Dive Brief:
-
Maryland recently became the latest state to offer legal protections to employees who ask co-workers how much money they make. The law is part of the overall movement that promotes using pay transparency as a way to help close the gender pay gap.
-
Yet, according to the Washington Post, while those favoring such transparency are increasing, a Point Taken-Marist Poll offers a roadblock on the highway to open pay data: Americans don't necessarily favor it. The survey found that more than seven in 10 of the U.S. workers polled do not think private companies should be required to publish employee salaries, either publicly or internally, and two-thirds said they don't want to disclose their personal income, the Post reports.
-
However, the Post notes that the Point Taken-Marist poll offered a very small sample (538 adults nationwide), and some of the questions may have confused poll-takers. The basic data found that fewer than one-third of respondents would not mind with sharing their salaries, with 33% of men, 28% of women, 28% of white respondents and 34% of non-white respondents feeling that way.
Dive Insight:
Gender-wise, men are more likely (79% vs. 67%) than women to keep pay numbers private. One reason given, by 63% of white respondents, was that divulging pay data would "create friction" within the workplace (though some surveys show that not to be the case). However, fewer (51%) of non-white respondents shared that view.

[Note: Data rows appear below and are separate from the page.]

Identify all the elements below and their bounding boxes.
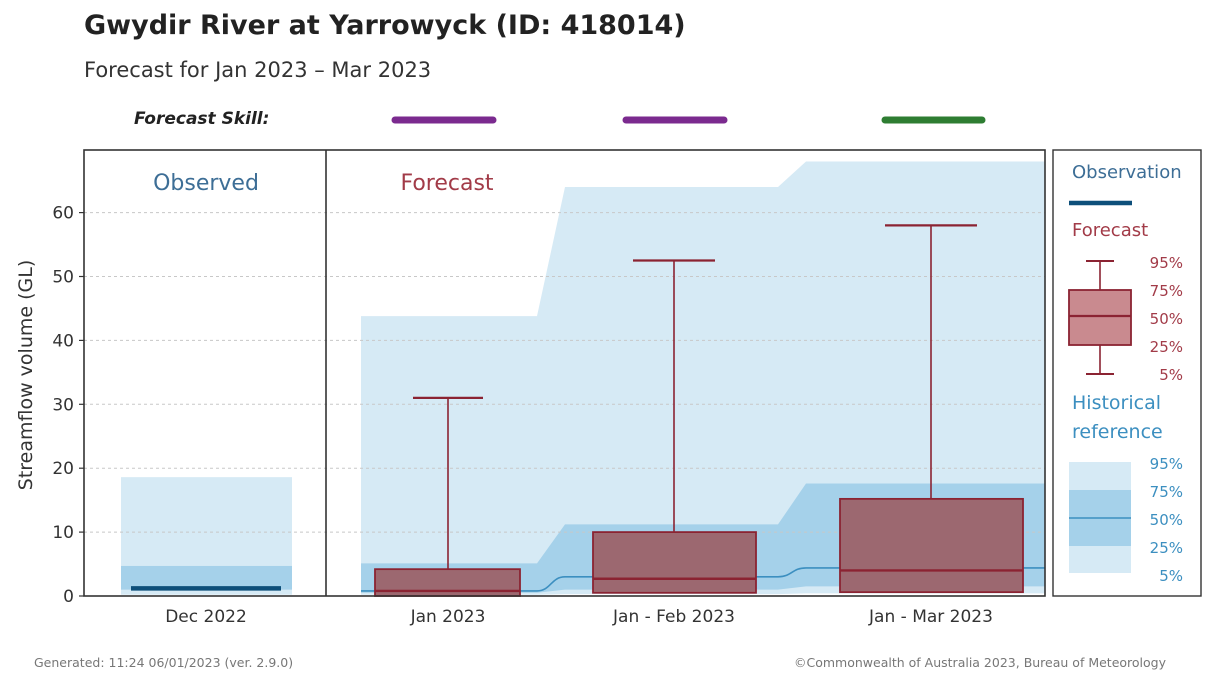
plot-frame xyxy=(83,149,1046,597)
observed-historical-inner-band xyxy=(121,565,292,590)
legend-forecast-percentile: 50% xyxy=(1150,310,1183,328)
copyright-note: ©Commonwealth of Australia 2023, Bureau … xyxy=(794,655,1166,670)
legend-historical-percentile: 75% xyxy=(1150,483,1183,501)
legend-forecast-percentile: 5% xyxy=(1159,366,1183,384)
y-tick-label: 50 xyxy=(52,268,74,288)
y-axis-label: Streamflow volume (GL) xyxy=(15,260,37,490)
x-tick-label: Jan - Mar 2023 xyxy=(868,607,993,627)
y-tick-label: 30 xyxy=(52,395,74,415)
x-tick-label: Jan - Feb 2023 xyxy=(612,607,735,627)
y-tick-label: 60 xyxy=(52,204,74,224)
legend-forecast-percentile: 25% xyxy=(1150,338,1183,356)
generated-note: Generated: 11:24 06/01/2023 (ver. 2.9.0) xyxy=(34,655,294,670)
y-tick-label: 40 xyxy=(52,331,74,351)
forecast-panel-label: Forecast xyxy=(400,171,493,196)
legend-forecast-percentile: 95% xyxy=(1150,254,1183,272)
y-tick-label: 20 xyxy=(52,459,74,479)
legend-historical-percentile: 50% xyxy=(1150,511,1183,529)
y-tick-label: 10 xyxy=(52,523,74,543)
legend-forecast-label: Forecast xyxy=(1072,220,1148,241)
forecast-box xyxy=(592,531,757,594)
chart-subtitle: Forecast for Jan 2023 – Mar 2023 xyxy=(84,58,432,82)
legend-historical-percentile: 5% xyxy=(1159,567,1183,585)
forecast-skill-label: Forecast Skill: xyxy=(134,109,270,129)
chart-title: Gwydir River at Yarrowyck (ID: 418014) xyxy=(84,10,686,41)
x-tick-label: Dec 2022 xyxy=(165,607,247,627)
forecast-box xyxy=(839,497,1024,594)
x-tick-label: Jan 2023 xyxy=(410,607,486,627)
legend-forecast-percentile: 75% xyxy=(1150,282,1183,300)
y-tick-label: 0 xyxy=(63,587,74,607)
legend-historical-label: reference xyxy=(1072,421,1163,443)
legend-historical-percentile: 25% xyxy=(1150,539,1183,557)
legend-historical-label: Historical xyxy=(1072,392,1161,414)
observed-panel-label: Observed xyxy=(153,171,259,196)
legend-forecast-box xyxy=(1068,289,1132,346)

Denise DiIanni, senior executive in charge of content development at WGBH National Programming, which commissioned the survey, told the Post that since salary transparency is mentioned as a way to drive salary equity, she expected at worst a 50-50 split. "I was surprised we were still as private about salaries," she told the Post.
Charly Carter, executive director of Maryland Working Families, told the Post that favoring transparency is a "crucial step toward equality." But while transparency alone is not enough, it is an important part of gathering the right data to ensure the right steps are taken.
“The discomfort around transparency might come from people who have an advantage wanting to keep that advantage,” Carter told the Post. “But we all do better when we all do better.”